Plant materials and stress treatments
Populus trichocarpa (clone ‘Nisqually-1’) was used for isolation ofPtrWRKY75 . Plantlets of P. trichocarpa were cultured in vitro on solid Lloyd and McCown’s Woody Plant Basal Salts (WPM) medium or Murashige and Skoog (MS) medium (Song et al ., 2006). After plantlet regeneration, the plantlets were transplanted and grown individually in pots containing a mixture of soil and vermiculite (2:1) at 22 °C under a 16 h/8 h (light/dark) photoperiod (150 μmol m−2 s−1) and 70% relative humidity.
Salicylic acid (5 mM aqueous solution) was applied as a foliar spray onto the leaves. The treated plants were immediately covered with transparent plastic film (Jiang et al ., 2014).
For the dehydration treatment, 4-week-old seedlings were removed from the soil and the roots were exposed to air at 50% relative humidity and 25 °C under dim light for 8 h (Ma et al ., 2010).

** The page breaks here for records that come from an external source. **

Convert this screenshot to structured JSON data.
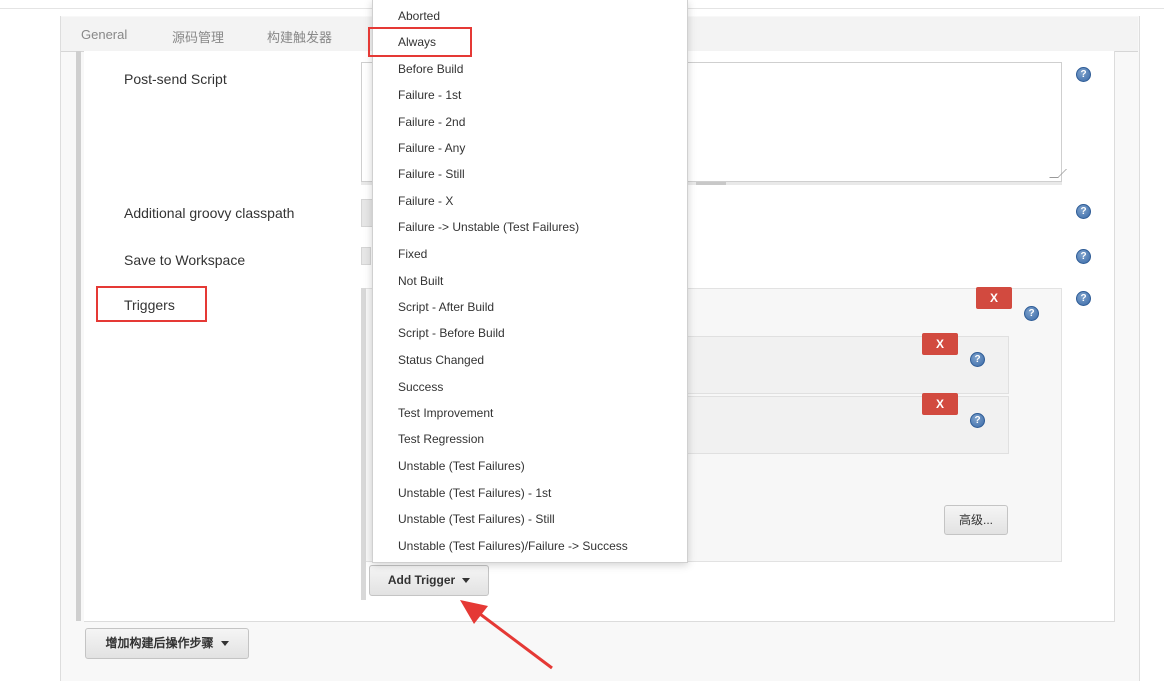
{
  "tabs": [
    "General",
    "源码管理",
    "构建触发器"
  ],
  "fields": {
    "post_send_script": "Post-send Script",
    "groovy_classpath": "Additional groovy classpath",
    "save_workspace": "Save to Workspace",
    "triggers": "Triggers"
  },
  "buttons": {
    "delete": "X",
    "advanced": "高级...",
    "add_trigger": "Add Trigger",
    "add_post_build": "增加构建后操作步骤"
  },
  "help_glyph": "?",
  "dropdown": {
    "items": [
      "Aborted",
      "Always",
      "Before Build",
      "Failure - 1st",
      "Failure - 2nd",
      "Failure - Any",
      "Failure - Still",
      "Failure - X",
      "Failure -> Unstable (Test Failures)",
      "Fixed",
      "Not Built",
      "Script - After Build",
      "Script - Before Build",
      "Status Changed",
      "Success",
      "Test Improvement",
      "Test Regression",
      "Unstable (Test Failures)",
      "Unstable (Test Failures) - 1st",
      "Unstable (Test Failures) - Still",
      "Unstable (Test Failures)/Failure -> Success"
    ]
  },
  "colors": {
    "highlight": "#e53935",
    "delete_button": "#d24a3f",
    "help_icon": "#3a6aa8",
    "annotation_arrow": "#e53935"
  }
}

For each experiment, leaves were collected from the third and fifth internodes at different time points and frozen immediately in liquid nitrogen. We also simultaneously collected the following tissues from 2-month-old P. trichocarpa plants: young leaf, mature leaf, senescent leaf, stem, and root. The samples were immediately frozen in liquid nitrogen.
Plantlets of triploid white poplar (P. tomentosa ‘YiXianCiZhu B385’) (Zhu et al . 1998) were cultured in vitro on solid half-strength (1/2) MS medium as previously described (Wang et al. , 2016). Leaves were incubated on substrate (pH = 5.8) containing 0.02 mg/L thidiazuron (TDZ), 0.1 mg/L α-naphthalene acetic acid (NAA), and 0.6% (w/v) agar for shoot induction. Adventitious buds elongated on MS medium containing 0.5 mg/L 6-benzylaminopurine (6-BA) and 0.6% (w/v) agar. The regenerated shoots were individually separated from the callus and transferred to rooting medium [1/2 MS medium supplemented with 0.05 mg/L NAA and 0.6% (w/v) agar] (Li et al. , 2012). The 4-week-old seedlings were acclimatized in pots and then transferred to a greenhouse at 22 °C under a 16 h/8 h (light/dark) photoperiod and 40%–45% relative humidity.
cDNA cloning of PtrWRKY75 from Populus trichocarpa and quantitative real-time PCR analysis
Total RNA was extracted from tissue samples using the RN38 EASYspin Plus Plant RNA Kit (Aidlab Biotech, Beijing, China). A total of 2 µg RNA was used for first-strand reverse transcription using M-MLV Reverse Transcriptase and an oligo (dT) primer (Promega, Madison, WI, USA) following the manufacturer’s instructions. The resultant cDNA was used for PCR amplification with gene-specific primers.
Quantitative real-time PCR was performed using the ABI StepOnePlus™ Real-Time PCR System (Applied Biosystems, Inc., Carlsbad, CA, USA) in accordance with the manufacturer’s instructions. The reaction mixture for the qRT-PCR analysis comprised 1 µl (~100 ng) template (the cDNA template diluted ~10-fold with nuclease-free water), 1 µl (10 µM) forward primer, 1 µl (10 µM) reverse primer, 7 µl RNase-free ddH2O, 12.5 µl SuperReal PreMix Plus, and 2.5 µl ROX Reference Dye in a total volume of 25 µl. Each experiment was based on three biological replicates of each sample and four technical replicates of each biological replicate. The 2−∆∆C T method (Schmittgen and Livak, 2008) was used to calculate the relative expression level of PtrWRKY75 , with PtrUBQ employed as the internal control. All primers used are listed in Table S1.